I have no idea how the fur industry works in real life. I really doubt that showing off a single racoon-skin fur coat at a fur show, no matter how nice it is, would produce a great deal of profit if the maker did not have the means of producing more of the same quality. Isn't showing what's available the entire point of fashion shows? Jake Feldman (Meat Loaf) makes an effort to get more coons of the same kind at one point in the episode, but it really doesn't seem to be a major part of his plan. That plot point takes up only a few minutes, and mainly serves for exposition.

This really isn't a strike against the episode, however. Dario Argento is the master of stories that make absolutely no sense. I literally had to read the Wikipedia article on this episode to even understand how the curse worked. Like most of his work, this is a story driven by emotion. Here, that emotion is effective. We don't really care about the intricacies of how humans intend to turn a profit, the fact that they mean to turn a profit from the suffering of other creatures at all is sufficient.

The plot is kicked off by a fur trapper and his son (John Saxon and Michael Suchánek) who sneak onto private land owned by a strange elderly woman named Mother Maytar (Brenda McDonald) to trap racoons. They find that the skins they retrieve are supernaturally beautiful, and contact Feldman to sell them. By the time he arrives, however, both of the trappers are dead, the younger having killed his father, and then offed himself in a raccoon trap.

Feldman takes the furs, determined to make a beautiful coat to show off at a major fur show. He's also hoping to impress a stripper named Shanna (Ellen Ewusie) he tried to rape earlier in the episode. Why he's still allowed in the strip-club, or why she'll still talk to him, I don't claim to know.

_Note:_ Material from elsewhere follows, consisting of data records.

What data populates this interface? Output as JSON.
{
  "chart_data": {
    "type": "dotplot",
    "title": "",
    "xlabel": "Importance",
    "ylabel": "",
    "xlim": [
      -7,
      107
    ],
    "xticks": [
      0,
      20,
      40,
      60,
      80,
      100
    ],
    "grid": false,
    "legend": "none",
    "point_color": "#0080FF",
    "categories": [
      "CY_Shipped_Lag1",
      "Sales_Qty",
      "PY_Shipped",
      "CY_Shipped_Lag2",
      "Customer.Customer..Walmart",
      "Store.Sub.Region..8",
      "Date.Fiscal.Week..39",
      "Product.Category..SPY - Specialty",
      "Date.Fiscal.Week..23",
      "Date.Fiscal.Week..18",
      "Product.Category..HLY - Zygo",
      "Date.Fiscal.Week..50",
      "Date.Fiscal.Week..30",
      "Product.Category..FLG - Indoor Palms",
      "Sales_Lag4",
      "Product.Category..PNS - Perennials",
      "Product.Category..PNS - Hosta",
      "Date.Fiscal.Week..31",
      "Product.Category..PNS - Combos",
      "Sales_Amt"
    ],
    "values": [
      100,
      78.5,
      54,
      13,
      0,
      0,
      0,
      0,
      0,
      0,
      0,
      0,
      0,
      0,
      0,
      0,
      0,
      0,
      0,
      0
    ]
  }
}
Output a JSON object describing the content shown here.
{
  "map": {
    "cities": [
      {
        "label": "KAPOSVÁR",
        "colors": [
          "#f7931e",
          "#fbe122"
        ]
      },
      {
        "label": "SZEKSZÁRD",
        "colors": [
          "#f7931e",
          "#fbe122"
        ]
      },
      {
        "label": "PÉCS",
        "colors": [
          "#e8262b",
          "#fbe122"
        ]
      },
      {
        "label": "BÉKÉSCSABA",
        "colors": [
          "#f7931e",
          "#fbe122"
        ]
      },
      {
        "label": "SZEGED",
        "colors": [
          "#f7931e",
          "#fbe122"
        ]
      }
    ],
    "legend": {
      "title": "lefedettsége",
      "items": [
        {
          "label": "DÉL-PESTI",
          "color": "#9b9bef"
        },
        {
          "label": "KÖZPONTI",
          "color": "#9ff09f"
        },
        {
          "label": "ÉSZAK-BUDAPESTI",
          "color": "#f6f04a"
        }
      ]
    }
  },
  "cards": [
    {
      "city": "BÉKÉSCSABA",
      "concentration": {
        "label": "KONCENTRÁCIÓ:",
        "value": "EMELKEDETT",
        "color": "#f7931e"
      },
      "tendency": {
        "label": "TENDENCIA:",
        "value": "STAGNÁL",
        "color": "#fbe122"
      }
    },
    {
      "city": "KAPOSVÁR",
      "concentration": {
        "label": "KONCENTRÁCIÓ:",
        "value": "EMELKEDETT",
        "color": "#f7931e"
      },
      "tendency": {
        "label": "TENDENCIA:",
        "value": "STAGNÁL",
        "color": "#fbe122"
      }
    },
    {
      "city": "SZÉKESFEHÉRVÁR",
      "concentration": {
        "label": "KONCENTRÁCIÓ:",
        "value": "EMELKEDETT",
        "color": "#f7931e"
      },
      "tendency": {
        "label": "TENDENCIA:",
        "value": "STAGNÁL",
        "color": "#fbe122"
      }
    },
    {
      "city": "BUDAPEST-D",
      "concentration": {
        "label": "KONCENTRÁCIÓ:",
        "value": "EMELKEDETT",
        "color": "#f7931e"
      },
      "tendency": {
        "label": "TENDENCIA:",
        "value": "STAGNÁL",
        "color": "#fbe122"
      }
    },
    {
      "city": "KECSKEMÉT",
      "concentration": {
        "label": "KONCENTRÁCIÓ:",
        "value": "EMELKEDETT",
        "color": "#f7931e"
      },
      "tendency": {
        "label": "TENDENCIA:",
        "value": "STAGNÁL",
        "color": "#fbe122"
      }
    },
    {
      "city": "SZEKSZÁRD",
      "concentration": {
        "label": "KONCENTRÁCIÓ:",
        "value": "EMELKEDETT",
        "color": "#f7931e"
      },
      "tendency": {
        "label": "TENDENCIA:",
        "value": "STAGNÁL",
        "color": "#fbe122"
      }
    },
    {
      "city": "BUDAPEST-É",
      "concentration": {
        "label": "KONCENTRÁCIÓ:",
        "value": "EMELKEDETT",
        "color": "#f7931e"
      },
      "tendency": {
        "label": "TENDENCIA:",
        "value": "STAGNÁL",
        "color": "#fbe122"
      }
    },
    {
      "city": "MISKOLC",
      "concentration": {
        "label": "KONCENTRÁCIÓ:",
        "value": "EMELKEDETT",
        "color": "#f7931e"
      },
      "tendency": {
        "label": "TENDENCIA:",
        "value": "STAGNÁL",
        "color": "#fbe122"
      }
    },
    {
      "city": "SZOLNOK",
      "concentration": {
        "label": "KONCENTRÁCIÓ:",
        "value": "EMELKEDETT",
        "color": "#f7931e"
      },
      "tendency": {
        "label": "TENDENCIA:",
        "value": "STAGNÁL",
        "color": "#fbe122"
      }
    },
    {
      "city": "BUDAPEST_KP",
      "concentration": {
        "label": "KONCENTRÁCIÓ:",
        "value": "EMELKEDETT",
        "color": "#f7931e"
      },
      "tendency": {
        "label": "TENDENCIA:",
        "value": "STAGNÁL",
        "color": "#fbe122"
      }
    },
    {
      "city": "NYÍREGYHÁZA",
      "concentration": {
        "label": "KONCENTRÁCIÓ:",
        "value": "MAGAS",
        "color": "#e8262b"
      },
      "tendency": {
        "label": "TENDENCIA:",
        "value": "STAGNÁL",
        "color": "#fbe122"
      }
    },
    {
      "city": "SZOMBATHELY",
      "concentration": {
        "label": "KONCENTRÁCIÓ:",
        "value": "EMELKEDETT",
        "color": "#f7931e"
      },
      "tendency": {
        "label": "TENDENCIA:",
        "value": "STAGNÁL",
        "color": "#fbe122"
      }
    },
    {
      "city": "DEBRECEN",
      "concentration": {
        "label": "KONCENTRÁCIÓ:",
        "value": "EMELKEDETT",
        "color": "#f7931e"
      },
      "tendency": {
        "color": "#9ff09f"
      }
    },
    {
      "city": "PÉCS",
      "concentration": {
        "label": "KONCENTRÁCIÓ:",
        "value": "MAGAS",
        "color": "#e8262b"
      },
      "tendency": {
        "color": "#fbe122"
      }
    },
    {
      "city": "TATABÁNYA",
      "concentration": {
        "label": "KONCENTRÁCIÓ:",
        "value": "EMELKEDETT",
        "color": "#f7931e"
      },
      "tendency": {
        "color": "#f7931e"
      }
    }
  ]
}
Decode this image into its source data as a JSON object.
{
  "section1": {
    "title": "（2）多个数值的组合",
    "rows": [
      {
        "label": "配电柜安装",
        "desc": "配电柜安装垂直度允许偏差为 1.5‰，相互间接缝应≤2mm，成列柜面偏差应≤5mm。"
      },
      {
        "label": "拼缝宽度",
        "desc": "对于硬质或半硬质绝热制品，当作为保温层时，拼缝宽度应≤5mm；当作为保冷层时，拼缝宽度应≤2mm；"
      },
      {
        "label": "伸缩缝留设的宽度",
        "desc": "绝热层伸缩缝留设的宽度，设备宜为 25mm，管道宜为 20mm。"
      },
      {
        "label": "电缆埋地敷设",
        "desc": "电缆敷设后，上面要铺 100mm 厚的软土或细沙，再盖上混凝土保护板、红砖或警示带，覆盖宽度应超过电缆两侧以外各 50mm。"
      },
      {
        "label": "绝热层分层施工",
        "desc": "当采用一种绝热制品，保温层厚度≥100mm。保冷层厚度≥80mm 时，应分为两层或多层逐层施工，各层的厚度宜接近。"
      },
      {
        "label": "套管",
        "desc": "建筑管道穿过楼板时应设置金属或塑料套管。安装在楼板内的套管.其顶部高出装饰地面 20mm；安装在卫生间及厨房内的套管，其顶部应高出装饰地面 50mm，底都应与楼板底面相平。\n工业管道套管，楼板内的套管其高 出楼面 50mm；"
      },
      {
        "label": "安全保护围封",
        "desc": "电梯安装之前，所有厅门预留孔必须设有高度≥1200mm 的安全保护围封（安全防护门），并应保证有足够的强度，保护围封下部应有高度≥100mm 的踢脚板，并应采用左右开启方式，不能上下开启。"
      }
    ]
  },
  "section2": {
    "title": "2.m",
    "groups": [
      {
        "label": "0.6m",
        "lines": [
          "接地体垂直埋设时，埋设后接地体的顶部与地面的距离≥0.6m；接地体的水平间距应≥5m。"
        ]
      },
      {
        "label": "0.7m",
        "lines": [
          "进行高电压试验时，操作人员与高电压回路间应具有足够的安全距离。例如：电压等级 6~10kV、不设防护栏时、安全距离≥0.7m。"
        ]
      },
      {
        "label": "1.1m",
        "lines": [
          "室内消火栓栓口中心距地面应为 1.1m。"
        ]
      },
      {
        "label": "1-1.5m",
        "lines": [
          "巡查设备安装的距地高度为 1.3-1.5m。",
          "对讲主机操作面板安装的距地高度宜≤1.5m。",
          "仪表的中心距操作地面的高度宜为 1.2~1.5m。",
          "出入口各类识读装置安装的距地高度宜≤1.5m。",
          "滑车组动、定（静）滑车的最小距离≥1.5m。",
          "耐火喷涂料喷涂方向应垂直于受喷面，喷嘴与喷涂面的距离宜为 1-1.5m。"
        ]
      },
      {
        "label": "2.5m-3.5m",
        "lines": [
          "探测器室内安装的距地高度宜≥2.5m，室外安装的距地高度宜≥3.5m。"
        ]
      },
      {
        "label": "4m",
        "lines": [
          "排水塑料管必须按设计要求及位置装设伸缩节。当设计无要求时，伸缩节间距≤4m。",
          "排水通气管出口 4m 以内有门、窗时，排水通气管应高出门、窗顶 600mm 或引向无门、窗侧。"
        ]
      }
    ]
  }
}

After the attempted rape she treats him mostly as an annoying, pushy, jackass client for the rest of the episode, but never as a threat.

The episode is based on a short story by F Paul Wilson. While I haven't read the story, according to tvtropes it ended with a homeless woman finding the coat. This woman is unaffected by the curse because she only wants it for warmth. This episode has a much grislier conclusion. I think this may be for the best. The curse doesn't really see a person working in a sweat shop making a coat as any less of a profiteer than the shop's owner or the trappers, so I can't see how heat wouldn't be a form of profit in the eyes of the curse.

Argento's narrative here is fairly straightforward, at least by the standards of Argento. He plays around with chronology a bit, but in fairly predictable ways. We're shown the gory aftermath, and then we're shown the death. The deaths are mostly karmic punishments for the deaths and desecration of the racoons. A woman sews up her face, a man is gutted, a woman dies with her hand trapped in an elevator similar to the racoon trap, and of course Feldman skins himself.

The best attribute here, however, is Meat Loaf. After Fight Club it's surprising to see him as such an asshole, but he plays the role perfectly. His attempted rape early in the episode is distracting, and should have either had more consequences, or been left out entirely. We didn't need that to tell us he's a sexist piece of shit.

That said, however, this is probably the best work by Argento I've seen to date, although I don't claim to be an aficionado of Italian horror. I know what I like, though, and I like this episode. It's gory, it's fun, it moves at a steady pace, and I like Meat Loaf.